Compound titles like lich-knight, lich-mage, lich-priest, etc would indicate the class of the undead creature in question. In the case of a lich-mage, lich-priest, or similar it may be ambiguous whether that named is itself a lich or a necromancer. English doesn't seem well-suited to distinguishing nuances like that, but I will try anyway. Perhaps, a "lich's mage" is a mage dealing with liches (i.e. a necromancer) whereas a "lichly mage" is an undead mage.
Distinguishing different ranks of undead could take the form of compound titles such as lich-slave (i.e. zombie), lich-squire, lich-lord, lich-beast, etc.
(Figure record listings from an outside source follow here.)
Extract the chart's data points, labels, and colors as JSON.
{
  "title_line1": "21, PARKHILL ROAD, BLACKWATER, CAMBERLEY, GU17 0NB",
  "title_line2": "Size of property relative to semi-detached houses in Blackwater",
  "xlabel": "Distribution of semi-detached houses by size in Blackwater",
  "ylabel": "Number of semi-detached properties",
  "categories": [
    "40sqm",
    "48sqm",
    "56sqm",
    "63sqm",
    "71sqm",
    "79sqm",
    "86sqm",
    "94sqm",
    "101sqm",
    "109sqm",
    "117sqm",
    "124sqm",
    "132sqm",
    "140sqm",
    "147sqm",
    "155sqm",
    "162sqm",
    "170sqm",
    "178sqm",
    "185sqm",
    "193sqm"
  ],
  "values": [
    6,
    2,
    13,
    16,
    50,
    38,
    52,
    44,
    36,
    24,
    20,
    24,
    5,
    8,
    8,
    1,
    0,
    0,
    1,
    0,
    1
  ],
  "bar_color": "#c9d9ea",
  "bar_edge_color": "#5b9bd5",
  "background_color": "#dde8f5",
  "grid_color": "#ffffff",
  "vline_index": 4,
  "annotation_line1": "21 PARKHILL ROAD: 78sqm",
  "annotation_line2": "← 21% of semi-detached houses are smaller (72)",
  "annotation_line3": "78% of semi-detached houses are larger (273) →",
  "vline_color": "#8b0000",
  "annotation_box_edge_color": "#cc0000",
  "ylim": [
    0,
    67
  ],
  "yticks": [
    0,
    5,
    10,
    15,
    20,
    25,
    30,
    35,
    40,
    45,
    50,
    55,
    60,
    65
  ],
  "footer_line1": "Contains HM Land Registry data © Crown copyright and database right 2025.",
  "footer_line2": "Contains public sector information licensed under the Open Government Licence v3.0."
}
Or however "Our Undying Neighbors" denotes its ranking progression table: e.g. rotting corpse, rotting wight, rotting master, liche lord, liche elder, liche ancient.
Distinguishing whether a creature has a horcrux or not could be distinguished by an adjective like "horcruxified." Although, as I said above, there are plenty of undead with a means of rejuvenation such as death knights, mummies, ghosts, etc. Horcruxes aren't especially unique. (Creature Collection Revised introduced an entire family of undead templates with class affinities whose shtick was that they kept rejuvenating, called the "Unhallowed.")
Long story short, the only "problem" here is using the word lich to exclusively refer to a high level undead wizard with a horcrux, as opposed to using it in a general faux Anglo-Saxon sense that could apply to any undead and soulless living people. If you are using it in that sense, then you have to both rename the standard D&D lich to something else and inform your players that your setting works this way. If you're just writing fantasy fiction without preconceived notions, then you don't need to make that provision.